The police may have interfered in the mosques over the book called “The Bases of Tauhid – the Islamic concept of God.”
Former Muslim Lukas Lhotan told CTK on Friday that he has recently filed a complaint over the book. He said it contains extreme Muslim opinions and that it was published by the Centre of Muslim Communities in the Czech Republic together with the Islamic Foundation.
According to witnesses, the police action frustrated the main prayer on Friday, which has a special importance for the Muslims and for which they meet in the mosque.

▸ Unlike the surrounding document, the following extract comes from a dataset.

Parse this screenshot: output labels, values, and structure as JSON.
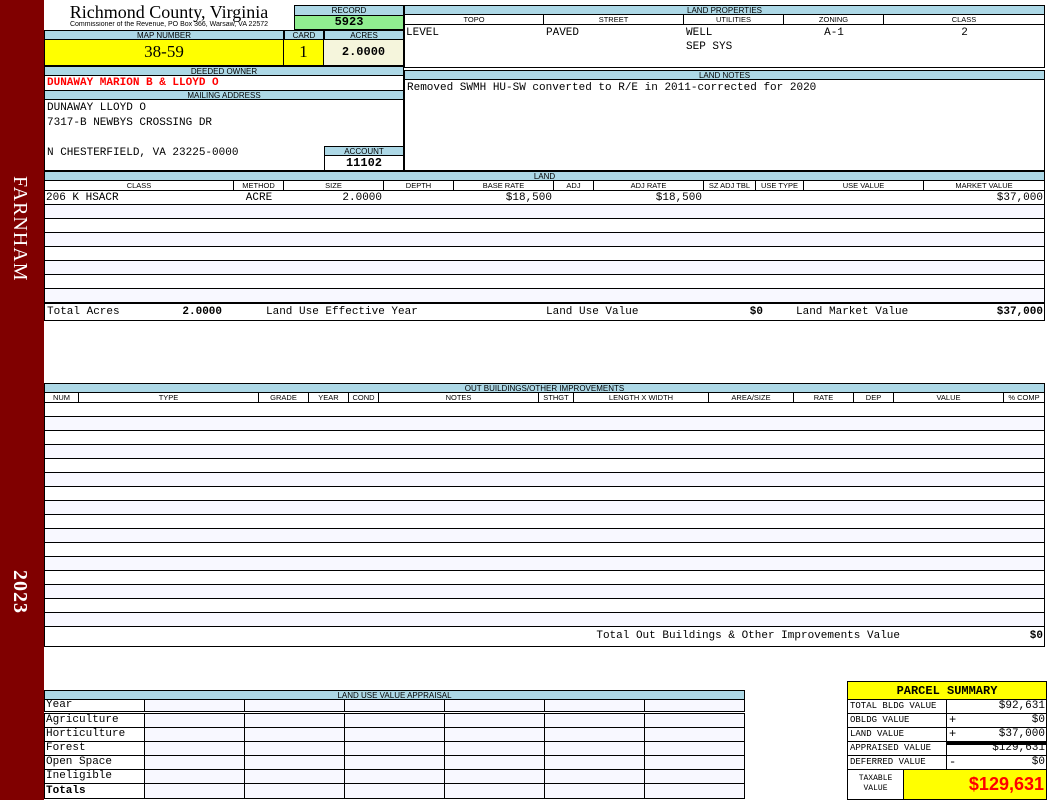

Indonesian diplomats who were among those present complained about the police action.
Prague – Czech police detained five people in a raid on the Muslim community in Prague, handcuffed them and drove them away in a van today, Pavel Hantak, spokesman for the Squad for Uncovering Organised Crime (UOOZ), has said
He said detectives interfered in several places in Prague centre on suspicion of the publication and distribution of a book spreading racism, anti-Semitism, xenophobia and violence against “inferior” races.

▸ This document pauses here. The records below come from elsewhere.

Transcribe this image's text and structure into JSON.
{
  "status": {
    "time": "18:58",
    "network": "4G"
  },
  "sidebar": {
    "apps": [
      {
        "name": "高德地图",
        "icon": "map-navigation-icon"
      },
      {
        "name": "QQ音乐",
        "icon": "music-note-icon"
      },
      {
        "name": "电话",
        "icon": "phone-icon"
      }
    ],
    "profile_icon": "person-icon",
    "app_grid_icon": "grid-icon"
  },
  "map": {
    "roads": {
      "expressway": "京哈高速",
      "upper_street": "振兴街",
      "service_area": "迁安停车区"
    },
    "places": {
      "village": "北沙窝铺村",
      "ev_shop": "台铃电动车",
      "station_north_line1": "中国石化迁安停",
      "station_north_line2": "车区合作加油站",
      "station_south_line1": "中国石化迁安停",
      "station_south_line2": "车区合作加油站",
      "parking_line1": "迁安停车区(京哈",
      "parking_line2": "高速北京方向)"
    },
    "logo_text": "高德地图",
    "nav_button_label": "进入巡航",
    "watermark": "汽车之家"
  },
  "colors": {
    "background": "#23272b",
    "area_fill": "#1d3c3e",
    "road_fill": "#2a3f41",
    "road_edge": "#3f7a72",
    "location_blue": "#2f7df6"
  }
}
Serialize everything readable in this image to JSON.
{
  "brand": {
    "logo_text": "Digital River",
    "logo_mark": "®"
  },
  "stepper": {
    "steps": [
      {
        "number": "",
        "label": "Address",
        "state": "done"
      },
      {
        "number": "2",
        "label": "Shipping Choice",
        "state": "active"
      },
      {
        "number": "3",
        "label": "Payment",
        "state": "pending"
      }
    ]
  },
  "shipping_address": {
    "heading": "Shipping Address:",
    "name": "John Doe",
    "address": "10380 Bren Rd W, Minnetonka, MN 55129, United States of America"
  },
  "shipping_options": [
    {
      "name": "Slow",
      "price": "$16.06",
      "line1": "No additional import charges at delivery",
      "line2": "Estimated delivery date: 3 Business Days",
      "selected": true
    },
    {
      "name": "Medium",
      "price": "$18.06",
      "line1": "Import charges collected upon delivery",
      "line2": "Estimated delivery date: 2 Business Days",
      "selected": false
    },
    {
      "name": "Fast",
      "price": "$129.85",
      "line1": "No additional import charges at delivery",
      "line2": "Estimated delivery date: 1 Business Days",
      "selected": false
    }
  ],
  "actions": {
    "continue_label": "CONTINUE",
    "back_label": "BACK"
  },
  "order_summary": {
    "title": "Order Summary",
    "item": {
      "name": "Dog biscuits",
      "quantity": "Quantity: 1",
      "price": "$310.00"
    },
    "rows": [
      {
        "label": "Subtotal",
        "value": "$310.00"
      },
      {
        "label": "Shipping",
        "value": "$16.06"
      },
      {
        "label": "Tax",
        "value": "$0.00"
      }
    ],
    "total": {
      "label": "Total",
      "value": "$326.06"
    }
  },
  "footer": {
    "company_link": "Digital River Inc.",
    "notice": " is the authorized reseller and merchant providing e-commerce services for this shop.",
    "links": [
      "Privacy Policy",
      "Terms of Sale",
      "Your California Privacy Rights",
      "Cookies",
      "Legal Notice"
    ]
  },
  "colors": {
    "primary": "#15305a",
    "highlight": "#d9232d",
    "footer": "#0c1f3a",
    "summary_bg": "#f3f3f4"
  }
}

Hantak said the police checked places where bigger numbers of religious-oriented people regularly meet.
One of such places is the Islamic Foundation in the centre of Prague, where the five above people were detained.
The premises include a place of prayer and rooms where lectures, Arabic courses and Friday sermons in Arabic and Czech are given.
According to witnesses, some 100 people were in the mosque. The police action frustrated today´s main prayer of which many of the released people complained.
One of the persons present was the first secretary of the Indonesian embassy, who said armed police entered the mosque and told the present to lie down.
Some people wanted to talk to the police, but they did not succeed, the diplomat, who was accompanied to the mosque by other members of the embassy, told journalists.
The most known case of a controversial book was the publication of the Czech translation of Adolf Hitler´s Mein Kampf issued by the Otakar II. publishers of Michal Zitko in March 2000.
Zitko was prosecuted on suspicion of support for and propagation of a movement suppressing human rights. He was first given a suspended sentence, but the Supreme Court acquitted him in March 2005. The 60,000 crown fine, which the Prague Municipal Court imposed on the Internet seller of the book published by Zitko, Vit Varak, remained valid.